How much would you pay for a check signed by both Apple co-founders, Steve Jobs and Steve Wozniak? Factor in that it is Apple check No. 1. Got a figure in mind? Now double it. Your guess is probably still less than a collector paid for that item in a recent auction.
It went for a stonking $2.4 million — believed to be the highest price ever paid for a signed check at public auction.
Apple check No. 1 sells for a huge sum
Steve Jobs, Steve Wozniak and Ronald Wayne founded Apple in 1976. In the earliest days of the company, the two Steves worked out of Jobs’ parents’ garage on the Apple-1.
They paid Howard Cantin $500 to turn Wozniak’s Apple-1 schematic into a manufacturable printed circuit board design. They used Apple check No. 1 dated March 16, 1976, for the payment.
It’s this check that RR Auction sold on January 29 for the stunning price of $2,409,886. The auction house thought it might go for more than $500,000 — and it sure did.

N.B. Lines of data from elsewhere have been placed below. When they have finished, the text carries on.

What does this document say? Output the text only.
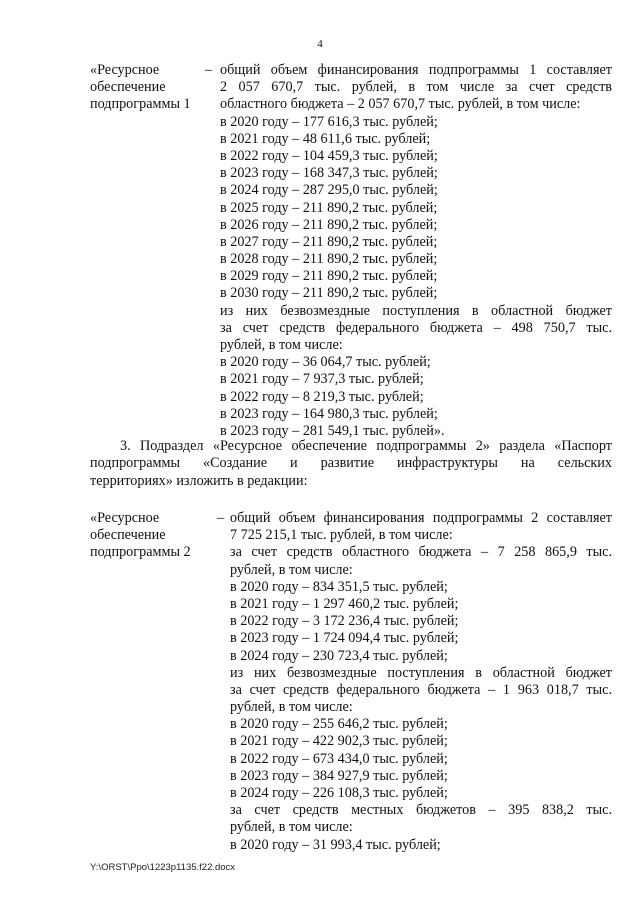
4
«Ресурсное
обеспечение
подпрограммы 1
– общий объем финансирования подпрограммы 1 составляет
2 057 670,7 тыс. рублей, в том числе за счет средств
областного бюджета – 2 057 670,7 тыс. рублей, в том числе:
в 2020 году – 177 616,3 тыс. рублей;
в 2021 году – 48 611,6 тыс. рублей;
в 2022 году – 104 459,3 тыс. рублей;
в 2023 году – 168 347,3 тыс. рублей;
в 2024 году – 287 295,0 тыс. рублей;
в 2025 году – 211 890,2 тыс. рублей;
в 2026 году – 211 890,2 тыс. рублей;
в 2027 году – 211 890,2 тыс. рублей;
в 2028 году – 211 890,2 тыс. рублей;
в 2029 году – 211 890,2 тыс. рублей;
в 2030 году – 211 890,2 тыс. рублей;
из них безвозмездные поступления в областной бюджет
за счет средств федерального бюджета – 498 750,7 тыс.
рублей, в том числе:
в 2020 году – 36 064,7 тыс. рублей;
в 2021 году – 7 937,3 тыс. рублей;
в 2022 году – 8 219,3 тыс. рублей;
в 2023 году – 164 980,3 тыс. рублей;
в 2023 году – 281 549,1 тыс. рублей».
3. Подраздел «Ресурсное обеспечение подпрограммы 2» раздела «Паспорт
подпрограммы «Создание и развитие инфраструктуры на сельских
территориях» изложить в редакции:
«Ресурсное
обеспечение
подпрограммы 2
– общий объем финансирования подпрограммы 2 составляет
7 725 215,1 тыс. рублей, в том числе:
за счет средств областного бюджета – 7 258 865,9 тыс.
рублей, в том числе:
в 2020 году – 834 351,5 тыс. рублей;
в 2021 году – 1 297 460,2 тыс. рублей;
в 2022 году – 3 172 236,4 тыс. рублей;
в 2023 году – 1 724 094,4 тыс. рублей;
в 2024 году – 230 723,4 тыс. рублей;
из них безвозмездные поступления в областной бюджет
за счет средств федерального бюджета – 1 963 018,7 тыс.
рублей, в том числе:
в 2020 году – 255 646,2 тыс. рублей;
в 2021 году – 422 902,3 тыс. рублей;
в 2022 году – 673 434,0 тыс. рублей;
в 2023 году – 384 927,9 тыс. рублей;
в 2024 году – 226 108,3 тыс. рублей;
за счет средств местных бюджетов – 395 838,2 тыс.
рублей, в том числе:
в 2020 году – 31 993,4 тыс. рублей;
Y:\ORST\Ppo\1223p1135.f22.docx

For comparison, another early Apple check went for $107,000 in 2023. Later that same year, a similar check sold for $46,000. The latest auction makes those look like pocket change.
Also, consider that apparently no check had ever sold for more than $1 million at public auction. None. But Apple check No. 1 got all the way to $2.4 million.
Apple history on the auction block
“This is the most important financial document in Apple history,” said Bobby Livingston, executive vice president at RR Auction. “It captures Steve Jobs and Steve Wozniak’s first true business transaction, and the final result shows that collectors recognized its significance above any other Apple material ever brought to market.”
Adding to the value is the fact that Jobs rarely signed memorabilia, even when asked. He’d simply refuse, which makes examples of his signature all the more rare — and valuable.